The Federal Reserve is to launch a major review into whether it is too close to the banks it supervises, after a recent spate of criticism alleging that it is still in thrall to Wall Street’s giants.

William Dudley, who heads the New York Fed and is consequently responsible for supervising most of the country’s largest banks, will tell a Senate committee later today that a new review into its supervisory practises will look specifically at the issue of ‘regulatory capture’–the idea that a supervisor tasked with upholding the public interest ends up under the influence of the companies it is supposed to be monitoring.

According to remarks prepared in advance and published on the NY Fed’s website, Dudley will say the review is expected to last “several months”.

He’ll be facing a tough audience.

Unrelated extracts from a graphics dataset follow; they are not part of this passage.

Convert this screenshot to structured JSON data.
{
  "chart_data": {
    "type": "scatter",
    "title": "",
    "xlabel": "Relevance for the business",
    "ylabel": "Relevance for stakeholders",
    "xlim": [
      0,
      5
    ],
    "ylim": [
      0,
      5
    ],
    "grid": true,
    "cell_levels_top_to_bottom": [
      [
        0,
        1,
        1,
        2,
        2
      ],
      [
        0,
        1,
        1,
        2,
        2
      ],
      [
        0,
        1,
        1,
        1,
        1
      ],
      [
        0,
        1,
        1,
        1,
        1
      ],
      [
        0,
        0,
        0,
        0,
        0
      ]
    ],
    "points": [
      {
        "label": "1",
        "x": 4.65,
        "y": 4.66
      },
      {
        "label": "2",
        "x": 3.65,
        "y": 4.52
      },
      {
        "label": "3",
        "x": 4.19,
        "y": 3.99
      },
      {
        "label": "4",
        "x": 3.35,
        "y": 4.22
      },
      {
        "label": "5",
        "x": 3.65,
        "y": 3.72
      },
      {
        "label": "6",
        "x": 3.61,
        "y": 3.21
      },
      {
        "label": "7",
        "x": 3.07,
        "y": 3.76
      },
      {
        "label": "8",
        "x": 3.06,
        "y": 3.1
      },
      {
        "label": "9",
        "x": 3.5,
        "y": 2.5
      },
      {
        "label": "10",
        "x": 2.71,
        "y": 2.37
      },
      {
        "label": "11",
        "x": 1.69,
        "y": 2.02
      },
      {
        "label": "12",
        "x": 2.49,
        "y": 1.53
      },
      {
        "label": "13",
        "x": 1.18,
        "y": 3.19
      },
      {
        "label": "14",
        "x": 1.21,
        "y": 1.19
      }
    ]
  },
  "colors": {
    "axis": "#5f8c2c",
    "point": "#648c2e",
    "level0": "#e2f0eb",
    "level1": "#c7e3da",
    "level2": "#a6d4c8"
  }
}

Senators Elizabeth Warren and Joe Manchin, two Democrats on the committee, wrote in the Wall Street Journal earlier this week that the Fed still seems “more worried about protecting Wall Street than protecting Main Street” and should appoint people with no links to Wall Street to the two vacant seats on its board.

Dudley’s announcement comes after a difficult few weeks for the Fed, sparked by a report by ProPublica which alleged senior staff had silenced concerns raised by junior colleagues supervising major institutions. Carmen Segarra, who had worked as a Fed examiner embedded at Goldman Sachs, had been fired in 2012 after refusing to retract a view that its internal policy on conflicts-of- interest was inadequate. Segarra later failed in an attempt to sue the New York Fed over her termination.

Separately, the Fed’s inspector-general said in October that it had missed opportunities to stop JP Morgan Chase & C0 ‘s (JPM) disastrous ‘London whale’ fiasco, which ended up costing the bank $6 billion.

Such cases have illustrated how conduct by individuals and institutions is at least as important to ensuring the safety of the financial system as raising the levels of capital that banks are required to hold.

Segarra’s case was controversial not least because she and many other examiners had been hired in the wake of an earlier report by retired Columbia University professor David Beim. Beim had concluded that the NY Fed was too eager to act by consensus, a culture that led to it softening down its criticisms and sanctions of banks that were breaking the rules.

“Building consensus can result in whittling down of issues or smoothing exam findings,” Beim had said. “Compromise often results in less forceful language and demands on the banks involved.”

Dudley’s testimony will spell out the many changes that the Fed has made to supervising banks since the 2008 crisis, which many argue was encouraged by lax oversight. These include sending more senior staff to the ‘front line’ at individual banks, and rotating examiners after three to five years to stop them getting too comfortable with the objects of their scrutiny.